Vücuttaki organ ve dokuların yeterli düzeyde besin ve oksijen alabilmesi için kan basıncı belirli değerlerde olması gerekmektedir. Yüksek kan basıncına hipertansiyon denilmektedir. Damarlarını hasarlanmasına, plak oluşumuna çeşitli mekanizmalar ile böbrek, beyin gibi dokularda hasara sebep olur. Düşük kan basıncı yani hipotansiyon ise daha çok baş dönmesi, yorgunluk gibi semptomlarla beraber nadiren de olsa organlarda fonksiyon bozukluklarına yol açabilir. Kan basıncı yükseldiğinde kalp normale göre daha zorlu çalışmaktadır. Damar sertliği için önemli bir risk faktörüdür. Kan basıcı mmHg (mm civa ) olarak ifade edilir. Örneğin 120/80 120-büyük tansiyon, 80-küçük tansiyon olarak adlandırılır
İdeal kan basıncı için büyük tansiyonun 130 mmHG’nın, küçük tansiyonun da 80 mmHg ‘nin altında olması istenir. Hipertansiyonun sadece kalbe değil, birçok organa olumsuz etkisi vardır. Göz, böbrek, beyin en çok etkilenen organlardır.
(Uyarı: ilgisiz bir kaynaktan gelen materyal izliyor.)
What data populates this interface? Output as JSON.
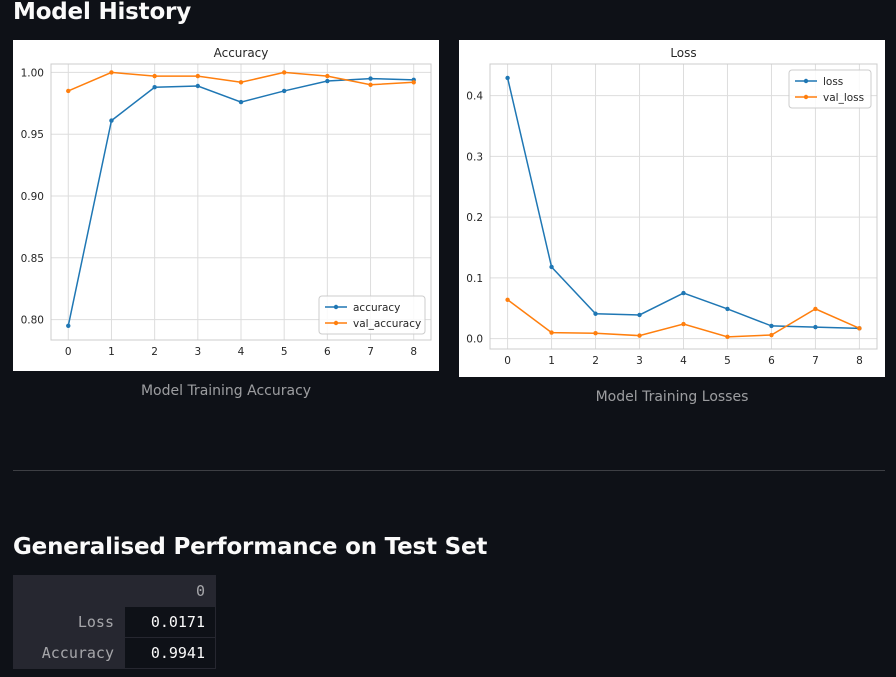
{
  "sections": {
    "history_title": "Model History",
    "performance_title": "Generalised Performance on Test Set"
  },
  "charts": [
    {
      "caption": "Model Training Accuracy"
    },
    {
      "caption": "Model Training Losses"
    }
  ],
  "chart_data": [
    {
      "type": "line",
      "title": "Accuracy",
      "xlabel": "",
      "ylabel": "",
      "x": [
        0,
        1,
        2,
        3,
        4,
        5,
        6,
        7,
        8
      ],
      "xlim": [
        -0.4,
        8.4
      ],
      "ylim": [
        0.7835,
        1.0068
      ],
      "xticks": [
        "0",
        "1",
        "2",
        "3",
        "4",
        "5",
        "6",
        "7",
        "8"
      ],
      "yticks": [
        "0.80",
        "0.85",
        "0.90",
        "0.95",
        "1.00"
      ],
      "grid": true,
      "legend_position": "lower-right",
      "series": [
        {
          "name": "accuracy",
          "color": "#1f77b4",
          "values": [
            0.795,
            0.961,
            0.988,
            0.989,
            0.976,
            0.985,
            0.993,
            0.995,
            0.994
          ]
        },
        {
          "name": "val_accuracy",
          "color": "#ff7f0e",
          "values": [
            0.985,
            1.0,
            0.997,
            0.997,
            0.992,
            1.0,
            0.997,
            0.99,
            0.992
          ]
        }
      ]
    },
    {
      "type": "line",
      "title": "Loss",
      "xlabel": "",
      "ylabel": "",
      "x": [
        0,
        1,
        2,
        3,
        4,
        5,
        6,
        7,
        8
      ],
      "xlim": [
        -0.4,
        8.4
      ],
      "ylim": [
        -0.017,
        0.452
      ],
      "xticks": [
        "0",
        "1",
        "2",
        "3",
        "4",
        "5",
        "6",
        "7",
        "8"
      ],
      "yticks": [
        "0.0",
        "0.1",
        "0.2",
        "0.3",
        "0.4"
      ],
      "grid": true,
      "legend_position": "upper-right",
      "series": [
        {
          "name": "loss",
          "color": "#1f77b4",
          "values": [
            0.429,
            0.118,
            0.041,
            0.039,
            0.075,
            0.049,
            0.021,
            0.019,
            0.017
          ]
        },
        {
          "name": "val_loss",
          "color": "#ff7f0e",
          "values": [
            0.064,
            0.01,
            0.009,
            0.005,
            0.024,
            0.003,
            0.006,
            0.049,
            0.017
          ]
        }
      ]
    }
  ],
  "performance_table": {
    "column_header": "0",
    "rows": [
      {
        "label": "Loss",
        "value": "0.0171"
      },
      {
        "label": "Accuracy",
        "value": "0.9941"
      }
    ]
  }
}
Kan basıncının iki bileşeni vardır. Sistolik ve diyastolik kan basıncı (Büyük -Küçük tansiyon olarak bilinir). İleri yaş grupları ve bazı özel hasta grupları hariç, sistolik kan basıncının 140, diyastolik kan basıncınında 90 mmHG ‘nın altında olması çoğu hasta grubunda da 130/80 mmHg’nın altındaki değerler hedeflenmelidir. Hipertansiyon yıllarca semptom vermeyebilir ve hastalar organ hasarları ile karşımıza çıkabilir.
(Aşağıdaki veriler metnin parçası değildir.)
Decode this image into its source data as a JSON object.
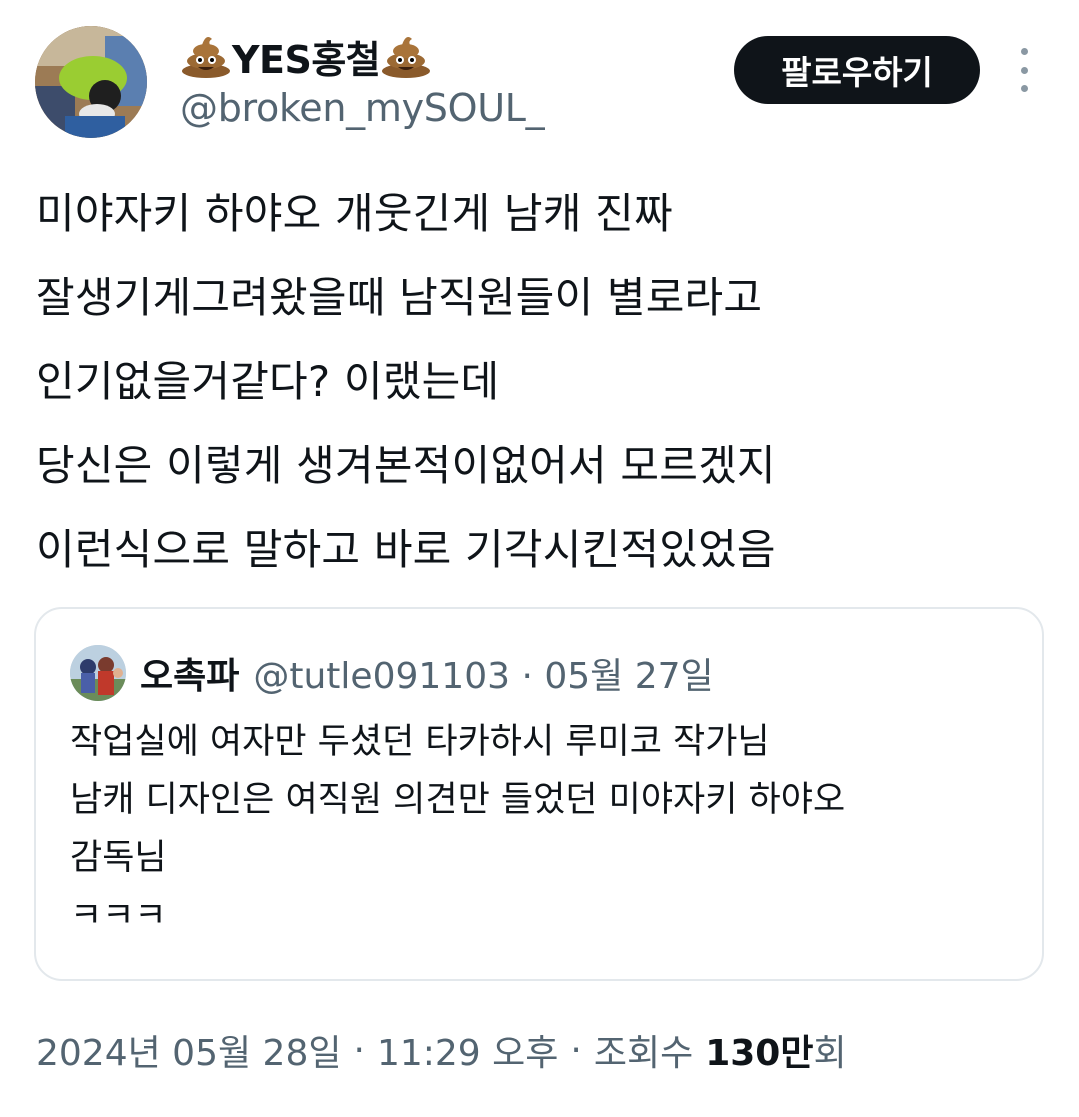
{
  "author": {
    "display_name": "YES홍철",
    "handle": "@broken_mySOUL_",
    "name_emoji": "pile-of-poo-icon"
  },
  "actions": {
    "follow_label": "팔로우하기",
    "more_icon": "more-options-icon"
  },
  "tweet": {
    "lines": [
      "미야자키 하야오 개웃긴게 남캐 진짜",
      "잘생기게그려왔을때 남직원들이 별로라고",
      "인기없을거같다? 이랬는데",
      "당신은 이렇게 생겨본적이없어서 모르겠지",
      "이런식으로 말하고 바로 기각시킨적있었음"
    ]
  },
  "quote": {
    "display_name": "오촉파",
    "meta": "@tutle091103 · 05월 27일",
    "lines": [
      "작업실에 여자만 두셨던 타카하시 루미코 작가님",
      "남캐 디자인은 여직원 의견만 들었던 미야자키 하야오",
      "감독님",
      "ㅋㅋㅋ"
    ]
  },
  "footer": {
    "date": "2024년 05월 28일",
    "time": "11:29 오후",
    "views_label": "조회수",
    "views_number": "130만",
    "views_suffix": "회",
    "separator": "·"
  }
}
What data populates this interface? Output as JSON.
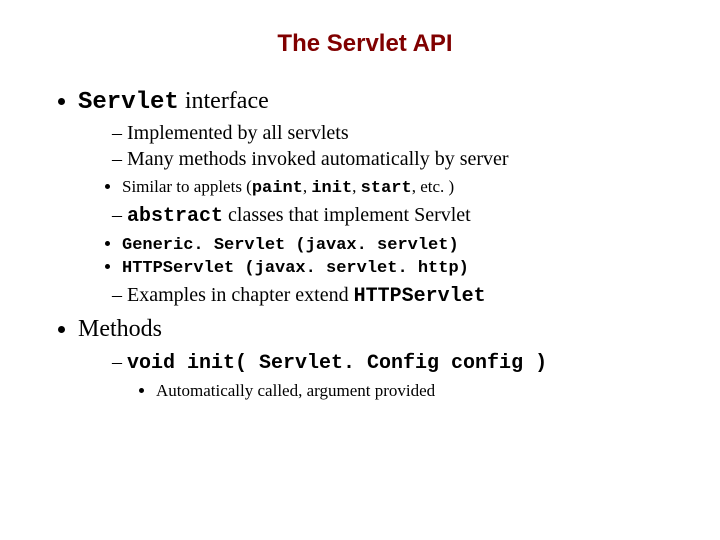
{
  "title": "The Servlet API",
  "b1": {
    "code": "Servlet",
    "rest": " interface"
  },
  "b1_1": "Implemented by all servlets",
  "b1_2": "Many methods invoked automatically by server",
  "b1_2_1": {
    "pre": "Similar to applets (",
    "c1": "paint",
    "s1": ", ",
    "c2": "init",
    "s2": ", ",
    "c3": "start",
    "post": ", etc. )"
  },
  "b1_3": {
    "code": "abstract",
    "rest": " classes that implement Servlet"
  },
  "b1_3_1": "Generic. Servlet (javax. servlet)",
  "b1_3_2": "HTTPServlet (javax. servlet. http)",
  "b1_4": {
    "pre": "Examples in chapter extend ",
    "code": "HTTPServlet"
  },
  "b2": "Methods",
  "b2_1": "void init( Servlet. Config config )",
  "b2_1_1": "Automatically called, argument provided"
}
Hipertansiyon aynı zamanda damar sertliği için önemli bir risk faktörüdür. Egzersiz sırasında veya emosyonel stres ile geçici yükselmeler olabilir. İleri yaşta hipertansiyon daha fazla görülmektedir. Günümüzde hipertansiyon yaşam tarzında yapılacak değişiklikler ve uygun hastalarda ilaç tedavisi ile kontrol edilebilmektedir.